The ‘Forging our Digital Future with 5G’ report details current and future strategy for implementing 5G in Scotland. The government has declared its intention to work in partnership with industry bodies, regulators and the public sector to ensure 5G connectivity can benefit residents across Scotland, with particular reference to ensuring connectivity in rural areas. Scotland-wide deployment of 5G is projected to create around 160,000 jobs and 3,100 new businesses.

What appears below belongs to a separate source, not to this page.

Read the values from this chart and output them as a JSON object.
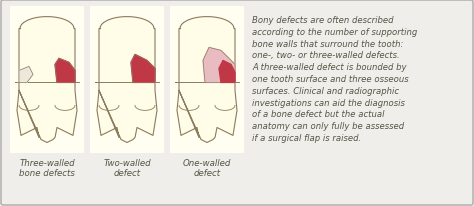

Scottish First Minister Nicola Sturgeon said: “Our 5G plan sets out the actions we believe are needed to ensure as much of Scotland as possible shares in the vast potential growth on offer. Our aspiration is to position Scotland as a 5G leader and a forward-looking digital nation. 5G offers rich potential [and] opportunities to enhance Scotland’s global competitiveness, achieve economic growth and drive innovation across our public and private sectors. There are huge potential gains for the public sector if we embrace technologies such as 5G. We believe this will be a catalyst for further public sector transformation, enabling high quality, user-focused and efficient services that are driven by data.”
The blueprint details a range of potential uses for 5G in Scotland, including:
- Using connected sensors to monitor patient health in real time, reducing the need for in-person hospital and GP appointments;
- Gathering data on river levels using 5G sensors, in order to produce localised flood warnings;
- Providing immersive content at tourist destinations;
- Monitoring crops and livestock through tracking and video analysis; and
- Deploying automated and connected traffic management services to reduce congestion and boost road safety.

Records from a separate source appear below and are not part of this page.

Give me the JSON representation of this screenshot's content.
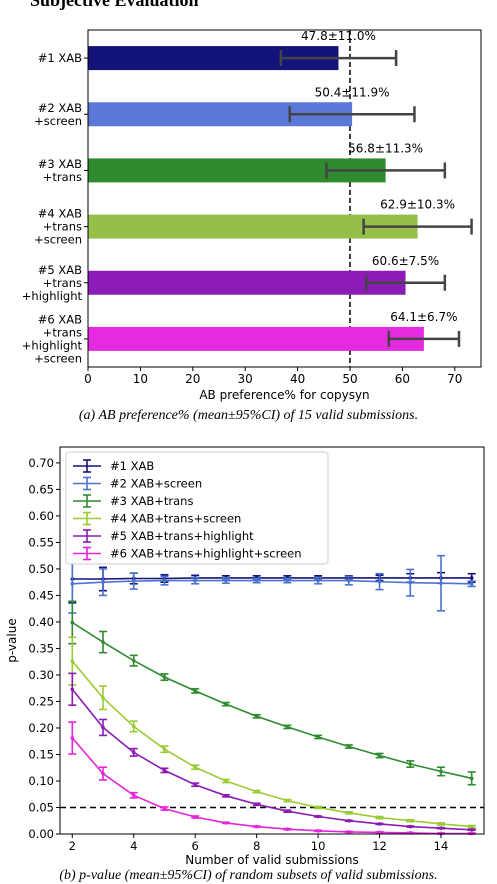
{
  "heading": "Subjective Evaluation",
  "captions": {
    "a": "(a) AB preference% (mean±95%CI) of 15 valid submissions.",
    "b": "(b) p-value (mean±95%CI) of random subsets of valid submissions."
  },
  "chart_data": [
    {
      "type": "bar",
      "orientation": "horizontal",
      "categories": [
        [
          "#1 XAB"
        ],
        [
          "#2 XAB",
          "+screen"
        ],
        [
          "#3 XAB",
          "+trans"
        ],
        [
          "#4 XAB",
          "+trans",
          "+screen"
        ],
        [
          "#5 XAB",
          "+trans",
          "+highlight"
        ],
        [
          "#6 XAB",
          "+trans",
          "+highlight",
          "+screen"
        ]
      ],
      "values": [
        47.8,
        50.4,
        56.8,
        62.9,
        60.6,
        64.1
      ],
      "errors": [
        11.0,
        11.9,
        11.3,
        10.3,
        7.5,
        6.7
      ],
      "labels": [
        "47.8±11.0%",
        "50.4±11.9%",
        "56.8±11.3%",
        "62.9±10.3%",
        "60.6±7.5%",
        "64.1±6.7%"
      ],
      "colors": [
        "#13137a",
        "#5b78d9",
        "#2e8b2e",
        "#96bf4a",
        "#8c1bb8",
        "#e42bdf"
      ],
      "xlabel": "AB preference% for copysyn",
      "xlim": [
        0,
        75
      ],
      "xticks": [
        0,
        10,
        20,
        30,
        40,
        50,
        60,
        70
      ],
      "reference_line": 50
    },
    {
      "type": "line",
      "x": [
        2,
        3,
        4,
        5,
        6,
        7,
        8,
        9,
        10,
        11,
        12,
        13,
        14,
        15
      ],
      "series": [
        {
          "name": "#1 XAB",
          "color": "#13137a",
          "values": [
            0.481,
            0.481,
            0.482,
            0.482,
            0.483,
            0.483,
            0.483,
            0.483,
            0.483,
            0.483,
            0.483,
            0.483,
            0.483,
            0.483
          ],
          "errors": [
            0.045,
            0.022,
            0.01,
            0.007,
            0.005,
            0.004,
            0.004,
            0.004,
            0.004,
            0.004,
            0.005,
            0.008,
            0.01,
            0.008
          ]
        },
        {
          "name": "#2 XAB+screen",
          "color": "#4a74d0",
          "values": [
            0.472,
            0.475,
            0.477,
            0.478,
            0.478,
            0.478,
            0.478,
            0.478,
            0.478,
            0.478,
            0.476,
            0.474,
            0.473,
            0.472
          ],
          "errors": [
            0.055,
            0.025,
            0.015,
            0.008,
            0.006,
            0.005,
            0.004,
            0.004,
            0.006,
            0.008,
            0.015,
            0.025,
            0.052,
            0.005
          ]
        },
        {
          "name": "#3 XAB+trans",
          "color": "#2e8b2e",
          "values": [
            0.399,
            0.362,
            0.327,
            0.296,
            0.27,
            0.245,
            0.222,
            0.202,
            0.183,
            0.165,
            0.148,
            0.132,
            0.118,
            0.105
          ],
          "errors": [
            0.04,
            0.02,
            0.01,
            0.006,
            0.004,
            0.003,
            0.003,
            0.003,
            0.003,
            0.003,
            0.004,
            0.006,
            0.008,
            0.012
          ]
        },
        {
          "name": "#4 XAB+trans+screen",
          "color": "#99cc33",
          "values": [
            0.326,
            0.257,
            0.203,
            0.16,
            0.126,
            0.1,
            0.08,
            0.063,
            0.05,
            0.04,
            0.031,
            0.025,
            0.019,
            0.014
          ],
          "errors": [
            0.045,
            0.022,
            0.01,
            0.006,
            0.004,
            0.003,
            0.002,
            0.002,
            0.002,
            0.002,
            0.002,
            0.002,
            0.002,
            0.002
          ]
        },
        {
          "name": "#5 XAB+trans+highlight",
          "color": "#8a1cb5",
          "values": [
            0.273,
            0.201,
            0.154,
            0.12,
            0.093,
            0.072,
            0.056,
            0.043,
            0.033,
            0.025,
            0.019,
            0.014,
            0.011,
            0.008
          ],
          "errors": [
            0.03,
            0.015,
            0.007,
            0.004,
            0.003,
            0.002,
            0.002,
            0.002,
            0.001,
            0.001,
            0.001,
            0.001,
            0.001,
            0.001
          ]
        },
        {
          "name": "#6 XAB+trans+highlight+screen",
          "color": "#e524dc",
          "values": [
            0.181,
            0.114,
            0.073,
            0.048,
            0.032,
            0.021,
            0.014,
            0.009,
            0.006,
            0.004,
            0.003,
            0.002,
            0.001,
            0.001
          ],
          "errors": [
            0.03,
            0.012,
            0.005,
            0.003,
            0.002,
            0.001,
            0.001,
            0.001,
            0.001,
            0.001,
            0.001,
            0.001,
            0.001,
            0.001
          ]
        }
      ],
      "xlabel": "Number of valid submissions",
      "ylabel": "p-value",
      "xlim": [
        1.6,
        15.4
      ],
      "ylim": [
        0,
        0.73
      ],
      "xticks": [
        2,
        4,
        6,
        8,
        10,
        12,
        14
      ],
      "yticks": [
        0.0,
        0.05,
        0.1,
        0.15,
        0.2,
        0.25,
        0.3,
        0.35,
        0.4,
        0.45,
        0.5,
        0.55,
        0.6,
        0.65,
        0.7
      ],
      "ytick_labels": [
        "0.00",
        "0.05",
        "0.10",
        "0.15",
        "0.20",
        "0.25",
        "0.30",
        "0.35",
        "0.40",
        "0.45",
        "0.50",
        "0.55",
        "0.60",
        "0.65",
        "0.70"
      ],
      "reference_line": 0.05,
      "legend_position": "top-left"
    }
  ]
}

Professor Chris Pearce, Dean of Research in the College of Science & Engineering at the University of Glasgow, said: “5G is a next generation network technology which is faster [and] has the potential to revolutionise digital communications and create real social impact in Scotland; from public health to the environment. Our researchers, led by Professor Muhammad Imran at the University of Glasgow, are developing 5G technologies to facilitate remote health monitoring without invasive measurements and without the need for wearable sensors. They are also working to reduce energy consumption and carbon emissions of cellular networks and are developing low cost pop-up networks. These can be deployed quickly and efficiently during large sporting events or disaster scenarios to bring temporary connectivity to the area, strengthening Scotland’s resilience capacity.”

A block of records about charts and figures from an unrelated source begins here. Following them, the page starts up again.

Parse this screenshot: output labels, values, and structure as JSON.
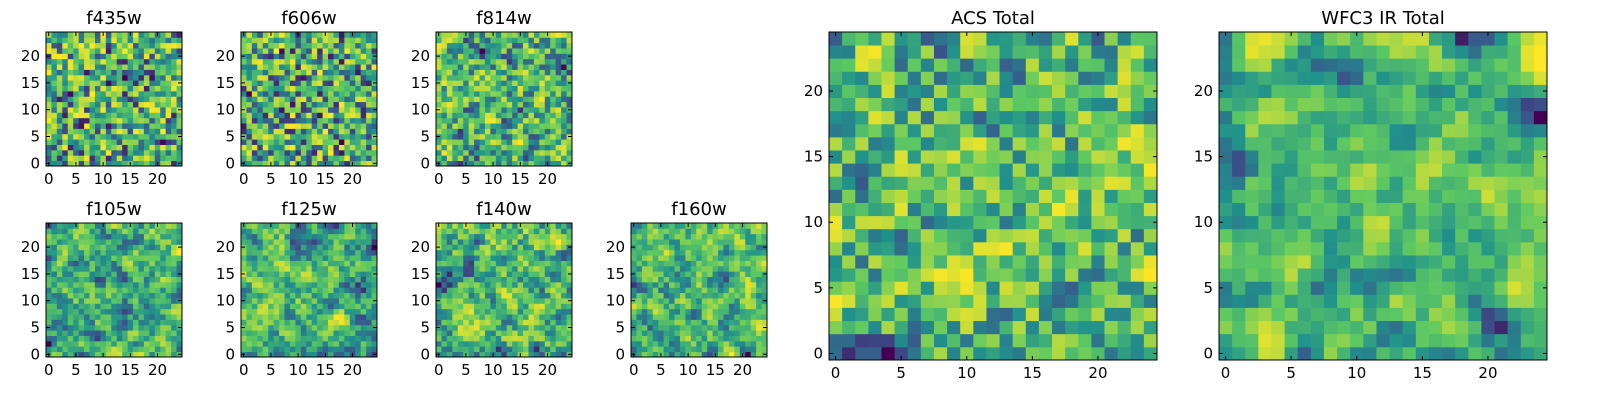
{
  "chart_data": [
    {
      "type": "heatmap",
      "title": "f435w",
      "xticks": [
        "0",
        "5",
        "10",
        "15",
        "20"
      ],
      "yticks": [
        "0",
        "5",
        "10",
        "15",
        "20"
      ],
      "xlim": [
        -0.5,
        24.5
      ],
      "ylim": [
        -0.5,
        24.5
      ],
      "grid": false,
      "colormap": "viridis",
      "seed": 11,
      "smooth": 0
    },
    {
      "type": "heatmap",
      "title": "f606w",
      "xticks": [
        "0",
        "5",
        "10",
        "15",
        "20"
      ],
      "yticks": [
        "0",
        "5",
        "10",
        "15",
        "20"
      ],
      "xlim": [
        -0.5,
        24.5
      ],
      "ylim": [
        -0.5,
        24.5
      ],
      "grid": false,
      "colormap": "viridis",
      "seed": 23,
      "smooth": 0
    },
    {
      "type": "heatmap",
      "title": "f814w",
      "xticks": [
        "0",
        "5",
        "10",
        "15",
        "20"
      ],
      "yticks": [
        "0",
        "5",
        "10",
        "15",
        "20"
      ],
      "xlim": [
        -0.5,
        24.5
      ],
      "ylim": [
        -0.5,
        24.5
      ],
      "grid": false,
      "colormap": "viridis",
      "seed": 37,
      "smooth": 1
    },
    {
      "type": "heatmap",
      "title": "f105w",
      "xticks": [
        "0",
        "5",
        "10",
        "15",
        "20"
      ],
      "yticks": [
        "0",
        "5",
        "10",
        "15",
        "20"
      ],
      "xlim": [
        -0.5,
        24.5
      ],
      "ylim": [
        -0.5,
        24.5
      ],
      "grid": false,
      "colormap": "viridis",
      "seed": 41,
      "smooth": 2
    },
    {
      "type": "heatmap",
      "title": "f125w",
      "xticks": [
        "0",
        "5",
        "10",
        "15",
        "20"
      ],
      "yticks": [
        "0",
        "5",
        "10",
        "15",
        "20"
      ],
      "xlim": [
        -0.5,
        24.5
      ],
      "ylim": [
        -0.5,
        24.5
      ],
      "grid": false,
      "colormap": "viridis",
      "seed": 53,
      "smooth": 2
    },
    {
      "type": "heatmap",
      "title": "f140w",
      "xticks": [
        "0",
        "5",
        "10",
        "15",
        "20"
      ],
      "yticks": [
        "0",
        "5",
        "10",
        "15",
        "20"
      ],
      "xlim": [
        -0.5,
        24.5
      ],
      "ylim": [
        -0.5,
        24.5
      ],
      "grid": false,
      "colormap": "viridis",
      "seed": 67,
      "smooth": 2
    },
    {
      "type": "heatmap",
      "title": "f160w",
      "xticks": [
        "0",
        "5",
        "10",
        "15",
        "20"
      ],
      "yticks": [
        "0",
        "5",
        "10",
        "15",
        "20"
      ],
      "xlim": [
        -0.5,
        24.5
      ],
      "ylim": [
        -0.5,
        24.5
      ],
      "grid": false,
      "colormap": "viridis",
      "seed": 79,
      "smooth": 2
    },
    {
      "type": "heatmap",
      "title": "ACS Total",
      "xticks": [
        "0",
        "5",
        "10",
        "15",
        "20"
      ],
      "yticks": [
        "0",
        "5",
        "10",
        "15",
        "20"
      ],
      "xlim": [
        -0.5,
        24.5
      ],
      "ylim": [
        -0.5,
        24.5
      ],
      "grid": false,
      "colormap": "viridis",
      "seed": 97,
      "smooth": 1
    },
    {
      "type": "heatmap",
      "title": "WFC3 IR Total",
      "xticks": [
        "0",
        "5",
        "10",
        "15",
        "20"
      ],
      "yticks": [
        "0",
        "5",
        "10",
        "15",
        "20"
      ],
      "xlim": [
        -0.5,
        24.5
      ],
      "ylim": [
        -0.5,
        24.5
      ],
      "grid": false,
      "colormap": "viridis",
      "seed": 113,
      "smooth": 3
    }
  ],
  "colors": {
    "viridis_stops": [
      "#440154",
      "#3b528b",
      "#21918c",
      "#5ec962",
      "#fde725"
    ]
  }
}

Andrew McRae, Policy Chair at the Federation of Small Businesses Scotland, said: “Scotland needs to be in the digital fast lane because the next generation of mobile technologies have the potential to boost growth and drive innovation. Three quarters of Scottish businesses say that digital technologies are important to their plans for future growth. But to deliver on this ambition, firms need access to the right skills and high quality digital infrastructure. For this reason, decision makers in Scotland need to do everything they can to ensure Scotland is at the forefront of the 5G revolution. This new 5G strategy is a step in the right direction.”